Ten minutes later, the boy twisted around again.

“Hey, idiot,” he said. “You’re a big, ugly baboon.”

“Shush,” I said.

“And you smell.”

That was enough for me. I leaned over and yanked his ear just about off. He squawked like a chicken, and Miss Carruthers had us both in corners before I could spit. She said she’d attend to us later, which she maybe thought had me quivering with anxiety. From the corner, I listened to the lesson in arithmetic, learning to make change of a dollar in ten different ways.

I bounced my forehead gently off the wall in front of me. Even though I was there at my own request, it felt as though Mama had devised the perfect punishment for my announcing myself healed without consulting her. But I was a resourceful girl, wasn’t I? I had the tools to fashion a different day for myself.…

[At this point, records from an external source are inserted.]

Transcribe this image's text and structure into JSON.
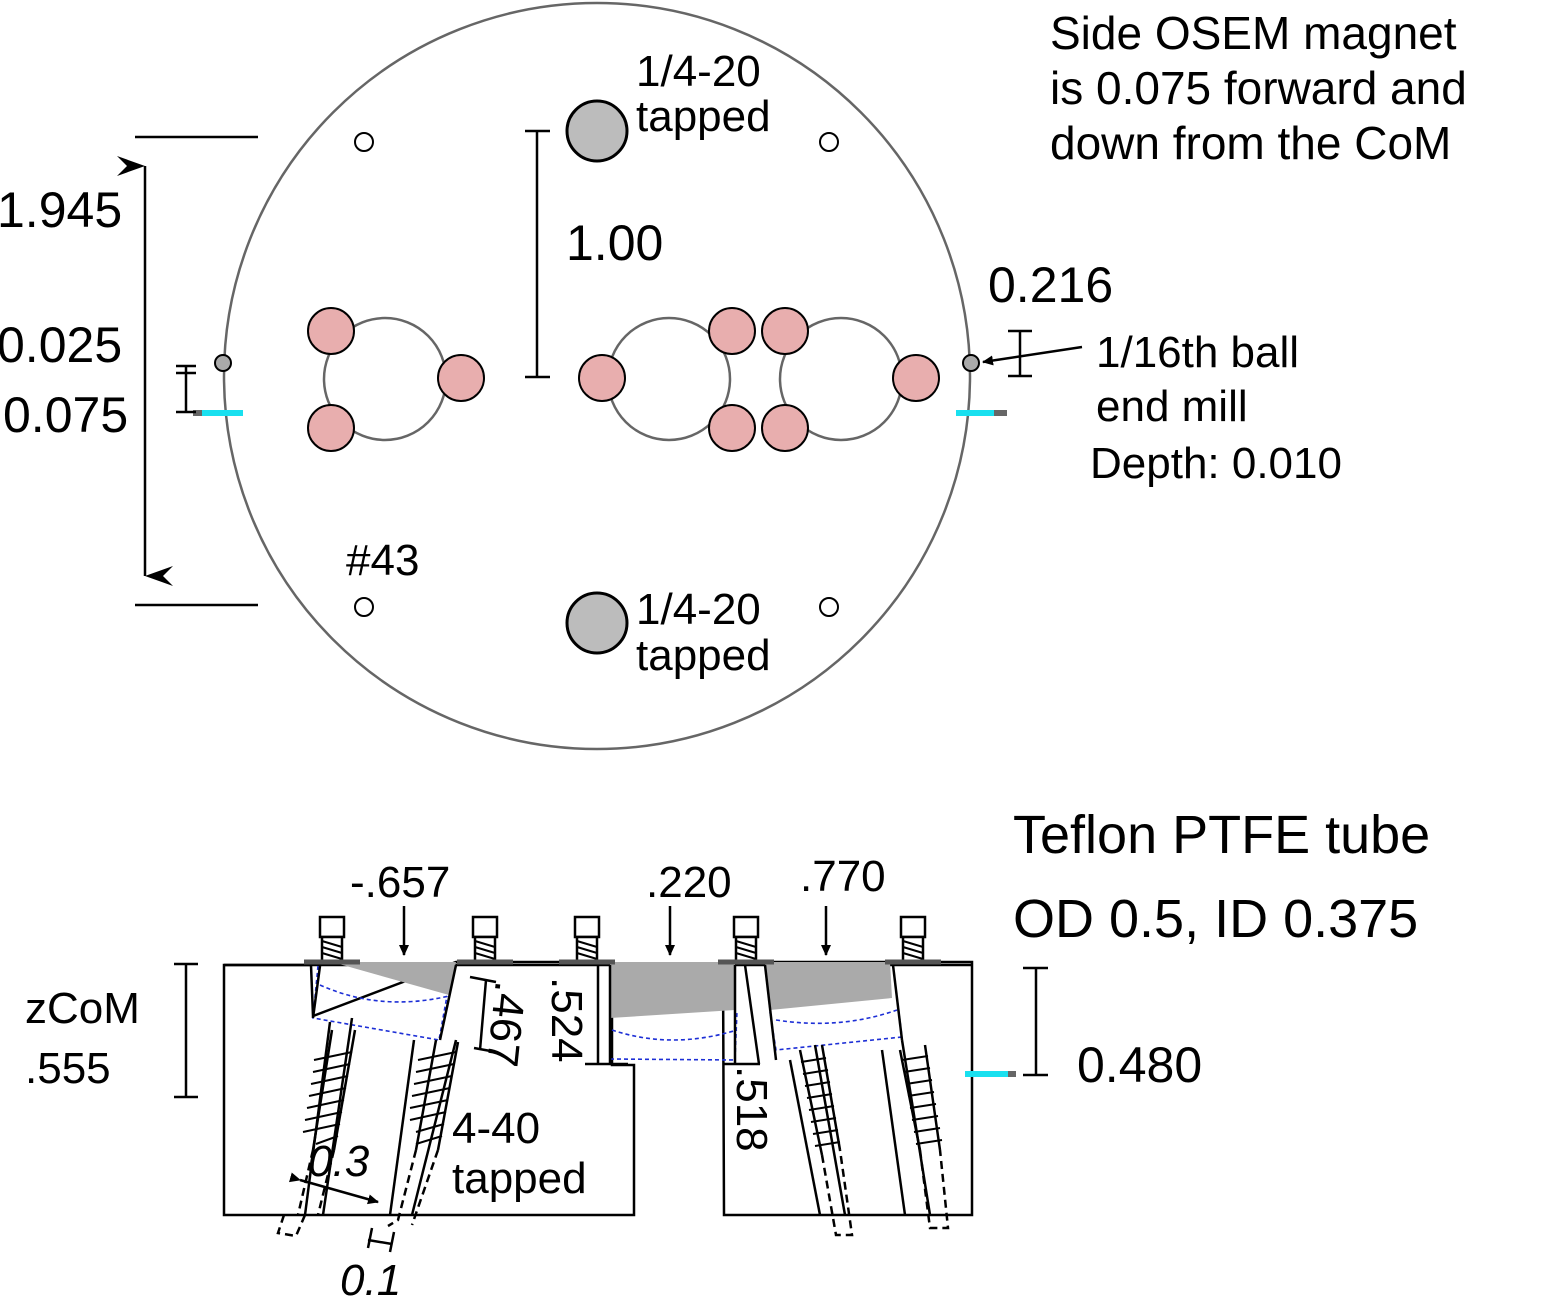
{
  "top_view": {
    "dim_total": "1.945",
    "dim_upper": "0.025",
    "dim_lower": "0.075",
    "dim_spacing": "1.00",
    "dim_ball": "0.216",
    "tap_top_line1": "1/4-20",
    "tap_top_line2": "tapped",
    "tap_bottom_line1": "1/4-20",
    "tap_bottom_line2": "tapped",
    "hole_label": "#43",
    "ball_line1": "1/16th ball",
    "ball_line2": "end mill",
    "ball_line3": "Depth: 0.010",
    "note_line1": "Side OSEM magnet",
    "note_line2": "is 0.075 forward and",
    "note_line3": "down from the CoM"
  },
  "side_view": {
    "title_line1": "Teflon PTFE tube",
    "title_line2": "OD 0.5, ID 0.375",
    "pos_left": "-.657",
    "pos_mid": ".220",
    "pos_right": ".770",
    "zcom_label": "zCoM",
    "zcom_value": ".555",
    "dim_height": "0.480",
    "dim_467": ".467",
    "dim_524": ".524",
    "dim_518": ".518",
    "tap_line1": "4-40",
    "tap_line2": "tapped",
    "dim_03": "0.3",
    "dim_01": "0.1"
  },
  "colors": {
    "magnet": "#e8aeae",
    "tapped_hole": "#bcbcbc",
    "osem_marker": "#19e0ef",
    "tube_outline": "#1d2fd6"
  }
}
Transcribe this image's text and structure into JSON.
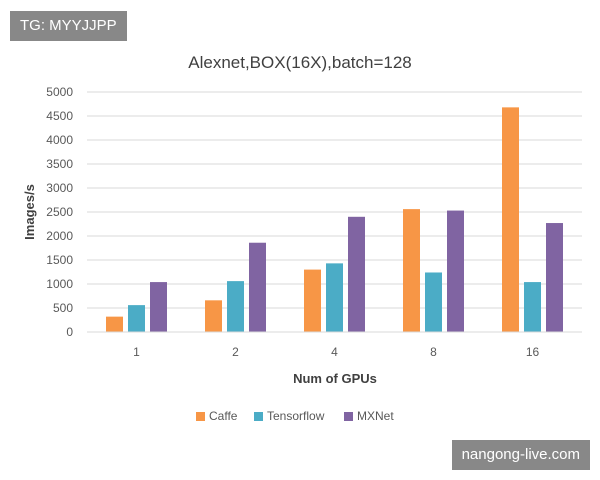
{
  "watermarks": {
    "top": "TG: MYYJJPP",
    "bottom": "nangong-live.com"
  },
  "chart_data": {
    "type": "bar",
    "title": "Alexnet,BOX(16X),batch=128",
    "xlabel": "Num of GPUs",
    "ylabel": "Images/s",
    "categories": [
      "1",
      "2",
      "4",
      "8",
      "16"
    ],
    "ylim": [
      0,
      5000
    ],
    "yticks": [
      0,
      500,
      1000,
      1500,
      2000,
      2500,
      3000,
      3500,
      4000,
      4500,
      5000
    ],
    "grid": true,
    "legend_position": "bottom",
    "series": [
      {
        "name": "Caffe",
        "color": "#F79646",
        "values": [
          320,
          660,
          1300,
          2560,
          4680
        ]
      },
      {
        "name": "Tensorflow",
        "color": "#4BACC6",
        "values": [
          560,
          1060,
          1430,
          1240,
          1040
        ]
      },
      {
        "name": "MXNet",
        "color": "#8064A2",
        "values": [
          1040,
          1860,
          2400,
          2530,
          2270
        ]
      }
    ]
  }
}
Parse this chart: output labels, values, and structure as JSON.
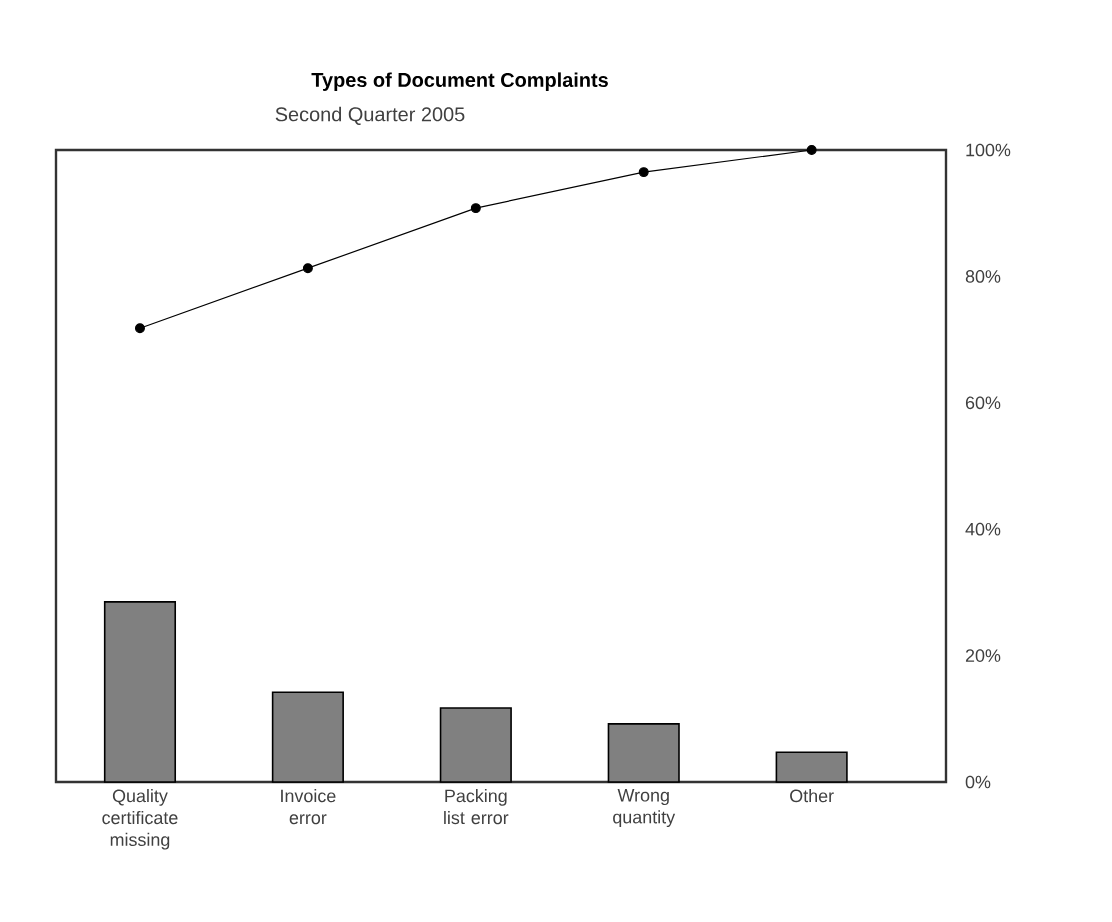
{
  "chart_data": {
    "type": "bar",
    "title": "Types of Document Complaints",
    "subtitle": "Second Quarter 2005",
    "categories": [
      "Quality certificate missing",
      "Invoice error",
      "Packing list error",
      "Wrong quantity",
      "Other"
    ],
    "series": [
      {
        "color": "#808080",
        "values": [
          28.5,
          14.2,
          11.7,
          9.2,
          4.7
        ]
      },
      {
        "type": "line",
        "color": "#000000",
        "marker": "circle",
        "values": [
          71.8,
          81.3,
          90.8,
          96.5,
          100
        ]
      }
    ],
    "ylim": [
      0,
      100
    ],
    "yticks": [
      {
        "value": 0,
        "label": "0%"
      },
      {
        "value": 20,
        "label": "20%"
      },
      {
        "value": 40,
        "label": "40%"
      },
      {
        "value": 60,
        "label": "60%"
      },
      {
        "value": 80,
        "label": "80%"
      },
      {
        "value": 100,
        "label": "100%"
      }
    ]
  }
}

During the lesson about using four nickels instead of two dimes to buy six oranges, I toppled over, just missing the
corner of Miss Carruthers’ desk. The teacher stopped midword, which had been my intention. Six-year-olds made a rewarding audience. They let out great gasps and hollers of excitement.

“She fainted!”

“She’s dead!”

“Is there blood?”

“I see blood!”

“Did her brains come out?”

“She’s got no brains! She’s an idiot!”

“Move back, boys and girls. She needs air.” Miss Carruthers hovered above me, brushing the hair off my face.

“Daniel, fetch some water, please,” she said, and feet clattered out of the room.

“She’s an idiot,” I heard again. “Her mother is the fortune-teller. She’s a moron.”

“Not anymore,” said someone else. “Now she’s smart enough for the first grade.”

“Oh, Daniel, thank you.” The teacher spoke to her helper. “Thank you. Oh! No! Daniel!” The warning came too late. Instead of delivering the cup of water into Miss Carruthers’ hand, Daniel had tossed it full force on my head. The surprise made me jerk to life. Another thrilled chorus buzzed through the children.

“Can you walk, dear?” asked Miss Carruthers.